US airlines have always survived without having to make any provision for ab initio pilot training. But things have changed radically and almost all the airlines seem to be oblivious to the signs. Or perhaps they have noticed, and their immobility is that of rabbits caught in the glare of headlamps.
The pilot shortage indicators are there. Regional airlines are cutting frequencies or expansion plans because they do not have enough pilots, complaining that the major carriers are poaching their flightcrew. So what is different? The majors have always poached the regionals' pilots. The difference is that two years ago a regional would not hire a pilot with less than about 2,000 flying hours in his/her logbook. Now they are hiring 800h pilots and soon, the USA's major pilot training schools predict, they will be happy with 600h or less.
All the traditional pilot supply sources from outside the industry are drying up, and the failure to acknowledge that there is a problem means that, when it arrives, the US pilot famine will last several years. The majors, at the top of the metaphorical food chain, will be the last to feel the famine. But it will hit them suddenly and hard, and then there will be the inevitable safety implications.
The only thing that can save the US airlines from a pilot shortage now is an economic downturn. This is the bell by which they have always been saved before, but the unusually long period of prosperity looks set to continue. In an industry used to boom and bust, this is something they have never had to face.
Neither are they used to the paucity of pilot supply from the military , something which is set to continue indefinitely. The US Air Line Pilots Association (ALPA) puts it best, explaining that, viewed on a strategic timescale, economic (and therefore airline) expansion has followed major military conflicts - conflicts on the scale of the Second World War, Korean War and Vietnam. After each, the massive demobilisation of military pilots largely fuelled the airlines' needs for flightcrew. The first two of those conflicts are history in the military and economic sense, but Vietnam is not. Many airline pilot veterans of that prolonged conflict are about to retire, however, causing a retirement bulge. Meanwhile, the post-Glasnost demobilisation has already been absorbed by the industry, and conflicts like the Gulf were so brief that they did not boost military pilot training significantly.

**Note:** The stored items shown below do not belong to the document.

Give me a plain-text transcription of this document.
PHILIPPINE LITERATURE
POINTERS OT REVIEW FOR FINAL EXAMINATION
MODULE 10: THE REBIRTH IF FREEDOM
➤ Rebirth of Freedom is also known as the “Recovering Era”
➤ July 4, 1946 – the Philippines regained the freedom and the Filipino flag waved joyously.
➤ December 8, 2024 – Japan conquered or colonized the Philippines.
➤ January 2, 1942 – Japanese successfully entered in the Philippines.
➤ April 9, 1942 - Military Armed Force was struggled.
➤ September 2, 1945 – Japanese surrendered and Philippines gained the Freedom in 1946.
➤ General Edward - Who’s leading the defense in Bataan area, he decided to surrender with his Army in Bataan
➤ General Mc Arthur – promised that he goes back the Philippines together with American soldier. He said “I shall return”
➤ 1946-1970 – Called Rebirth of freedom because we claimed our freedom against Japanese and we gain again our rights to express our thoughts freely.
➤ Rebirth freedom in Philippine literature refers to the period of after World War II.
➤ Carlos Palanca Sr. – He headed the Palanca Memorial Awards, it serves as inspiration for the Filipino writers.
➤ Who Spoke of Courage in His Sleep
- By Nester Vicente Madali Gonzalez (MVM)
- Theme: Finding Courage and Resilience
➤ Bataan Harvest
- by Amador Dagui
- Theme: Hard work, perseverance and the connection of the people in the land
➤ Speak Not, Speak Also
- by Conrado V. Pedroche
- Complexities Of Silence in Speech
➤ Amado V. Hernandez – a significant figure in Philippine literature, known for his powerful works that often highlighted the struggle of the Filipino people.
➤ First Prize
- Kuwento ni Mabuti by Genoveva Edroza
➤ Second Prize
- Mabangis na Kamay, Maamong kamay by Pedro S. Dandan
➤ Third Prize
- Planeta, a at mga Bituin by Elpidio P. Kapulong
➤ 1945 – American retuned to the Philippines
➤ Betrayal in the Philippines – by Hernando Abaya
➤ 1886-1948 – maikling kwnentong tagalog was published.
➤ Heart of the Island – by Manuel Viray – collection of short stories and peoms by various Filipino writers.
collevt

Never mind. When Delta Air Lines advertised recently for a few hundred pilots it had 16,000 applications. This highly desirable employer thus wrote off allegations of an impending flightcrew shortage. But this is head-in-the-sand stuff. Almost all those applicants were from pilots already in the industry - working mostly for smaller airlines. A significant minority would have been unemployable. Finally, they are not merely Delta applicants; they are the same pilots who are applying to all the other majors.
The real problem is at the bottom of the pilot supply chain: the flying instructors. Most of these are young, just-qualified pilots building the hours that the industry used to insist on and no longer can. So the schools are losing their instructors sooner, which means two things: there are not enough instructors to meet the training demand, and the USA's future airline pilots are being trained by people who have hardly any more experience than their students. One major pilot training college at least is looking overseas for instructors, and all admit to being in desperate straits despite boosting instructor salaries considerably.

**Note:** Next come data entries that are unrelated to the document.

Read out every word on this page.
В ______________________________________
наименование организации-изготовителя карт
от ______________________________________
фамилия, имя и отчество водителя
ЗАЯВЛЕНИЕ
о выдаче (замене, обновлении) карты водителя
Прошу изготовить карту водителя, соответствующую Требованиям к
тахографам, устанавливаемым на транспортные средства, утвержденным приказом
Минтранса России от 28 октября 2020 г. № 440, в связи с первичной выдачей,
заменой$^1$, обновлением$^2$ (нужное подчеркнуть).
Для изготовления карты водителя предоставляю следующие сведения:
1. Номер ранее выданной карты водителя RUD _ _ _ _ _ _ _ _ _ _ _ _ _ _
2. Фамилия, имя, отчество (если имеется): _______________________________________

So if this is the USA's problem, why should the rest of the world care? For several reasons. If safety statistics in the USA ever come to reflect a desperate search for pilots which results in a lowering of selection standards, the worldwide reputation of airlines will suffer. This is not a matter of low flying hours. As the training tradition in Europe and other parts of the world shows, careful aptitude testing and selection by the airlines followed by a consolidated ab initio professional training course can put a first class pilot in the right hand seat of a jet with about 300h. But the US airlines will have to set up a system designed to do this, or end up praying for an economic downturn.